Since his emergence on the creative jazz and new music scene in the late ‘60s and early ‘70s, Joe McPhee has been a deeply emotional composer, improviser, and multi-instrumentalist, as well as a thoughtful conceptualist and theoretician.
McPhee’s first recordings as leader appeared on the CjR label, founded in 1969 by painter Craig Johnson . These include Underground Railroad by the Joe McPhee Quartet in 1969, Nation Time by Joe McPhee in 1970, and Trinity by Joe McPhee, Harold E. Smith and Mike Kull in 1971.
By 1974, Swiss entrepreneur Werner X. Uehlinger had become aware of McPhee’s recordings and unreleased tapes. Uehlinger was so impressed that he decided to form the Hat Hut label as a vehicle to release McPhee’s work. The label’s first LP was Black Magic Man, which had been recorded by McPhee in 1970. Black Magic Man was followed by The Willisau Concert and the landmark solo recording Tenor, released by Hat Hut in 1976. The earliest recordings by McPhee are often informed by the revolutionary movements of the late ‘60s and early ‘70s; for example, Nation Time is a tribute to poet Amiri Baraka and Joe McPhee & Survival Unit II at WBAI’s Free Music Store, 1971 (finally released as a Hat Art CD in 1996) is a sometimes anguished post-Coltrane cry for freedom.

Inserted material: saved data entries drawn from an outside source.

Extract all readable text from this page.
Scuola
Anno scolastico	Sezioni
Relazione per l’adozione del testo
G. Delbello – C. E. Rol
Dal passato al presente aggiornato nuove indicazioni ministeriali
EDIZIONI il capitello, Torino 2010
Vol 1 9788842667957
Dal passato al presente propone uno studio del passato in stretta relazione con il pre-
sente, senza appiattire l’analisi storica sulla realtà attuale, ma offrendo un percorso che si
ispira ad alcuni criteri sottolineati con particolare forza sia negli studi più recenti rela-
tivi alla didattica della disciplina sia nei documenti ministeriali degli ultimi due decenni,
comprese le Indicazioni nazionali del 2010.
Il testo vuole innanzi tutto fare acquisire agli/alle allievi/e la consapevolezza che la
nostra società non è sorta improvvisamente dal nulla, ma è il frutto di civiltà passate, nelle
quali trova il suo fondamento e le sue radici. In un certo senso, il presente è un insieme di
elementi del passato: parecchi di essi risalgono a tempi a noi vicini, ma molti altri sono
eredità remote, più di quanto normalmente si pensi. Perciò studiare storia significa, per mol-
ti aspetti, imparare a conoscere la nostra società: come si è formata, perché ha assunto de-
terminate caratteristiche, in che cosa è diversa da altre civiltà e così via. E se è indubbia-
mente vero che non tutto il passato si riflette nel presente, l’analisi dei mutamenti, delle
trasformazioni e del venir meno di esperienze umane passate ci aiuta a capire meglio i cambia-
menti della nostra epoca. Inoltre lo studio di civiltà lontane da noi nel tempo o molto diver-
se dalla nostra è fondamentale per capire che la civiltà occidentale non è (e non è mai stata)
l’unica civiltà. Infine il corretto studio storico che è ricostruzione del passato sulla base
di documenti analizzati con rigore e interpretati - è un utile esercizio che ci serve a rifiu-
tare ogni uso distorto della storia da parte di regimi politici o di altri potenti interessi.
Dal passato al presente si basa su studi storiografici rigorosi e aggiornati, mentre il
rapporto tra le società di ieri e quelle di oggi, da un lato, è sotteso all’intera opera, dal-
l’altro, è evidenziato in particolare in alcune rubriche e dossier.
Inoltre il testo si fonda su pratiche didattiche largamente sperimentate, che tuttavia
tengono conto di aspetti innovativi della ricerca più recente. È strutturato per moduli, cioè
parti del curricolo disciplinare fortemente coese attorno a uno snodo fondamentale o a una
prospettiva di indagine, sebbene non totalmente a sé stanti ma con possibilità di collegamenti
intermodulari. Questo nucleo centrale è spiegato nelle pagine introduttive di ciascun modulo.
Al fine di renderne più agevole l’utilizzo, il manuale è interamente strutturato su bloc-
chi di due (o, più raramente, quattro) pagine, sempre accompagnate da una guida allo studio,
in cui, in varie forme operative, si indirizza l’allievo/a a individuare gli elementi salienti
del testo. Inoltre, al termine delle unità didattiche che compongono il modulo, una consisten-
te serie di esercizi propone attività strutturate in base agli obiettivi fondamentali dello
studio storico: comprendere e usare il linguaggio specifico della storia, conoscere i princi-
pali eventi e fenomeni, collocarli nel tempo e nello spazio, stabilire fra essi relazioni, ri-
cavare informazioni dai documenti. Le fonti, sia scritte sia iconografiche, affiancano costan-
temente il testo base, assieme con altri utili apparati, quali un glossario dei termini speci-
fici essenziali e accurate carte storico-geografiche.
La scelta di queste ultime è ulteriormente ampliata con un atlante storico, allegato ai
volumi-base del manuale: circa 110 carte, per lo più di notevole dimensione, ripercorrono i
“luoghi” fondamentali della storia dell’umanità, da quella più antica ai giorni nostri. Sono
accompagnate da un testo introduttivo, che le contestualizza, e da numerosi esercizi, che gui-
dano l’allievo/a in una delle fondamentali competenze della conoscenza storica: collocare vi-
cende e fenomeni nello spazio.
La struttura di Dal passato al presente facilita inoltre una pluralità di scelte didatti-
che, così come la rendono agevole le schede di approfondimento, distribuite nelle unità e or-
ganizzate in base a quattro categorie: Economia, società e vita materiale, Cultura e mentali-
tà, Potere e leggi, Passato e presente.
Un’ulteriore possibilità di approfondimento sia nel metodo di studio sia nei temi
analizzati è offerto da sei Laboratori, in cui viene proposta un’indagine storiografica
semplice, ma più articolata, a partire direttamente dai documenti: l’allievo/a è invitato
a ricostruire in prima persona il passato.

During the 1990’s, McPhee finally began to attract wider attention from the North American creative jazz community. He has since been performing and recording prodigiously as both leader and collaborator, appearing on such labels as CIMP, Okkadisk, Music & Arts, and Victo. In 1996, 20 years after Tenor, Hatology released As Serious As Your Life, another solo recording (this time featuring McPhee performing on various instruments). McPhee also began a fruitful relationship with Chicago reedman Ken Vandermark , engaging in a set of improvisational dialogues with Vandermark and bassist Kent Kessler on the 1998 Okkadisk CD A Meeting in Chicago. The Vandermark connection also led to McPhee’s appearance on the Peter BrotzmanChicagoOctet/Tentet three-CD box set released by Okkadisk that same year. As the 1990s drew to a close, McPhee discovered two like-minded improvisers in bassist Dominic Duval and drummer Jay Rosen- TRIO X.
"He is a stellar improviser, relishing his sound materials so caringly and for so long, the kind of player that invites you to really step outside of whatever mix you're and think and feel for a while." Hank Shteamer, Dark Forces Swing Blind Punches
Hazzari are the duo of Mark Harwood and Lia Mazzari.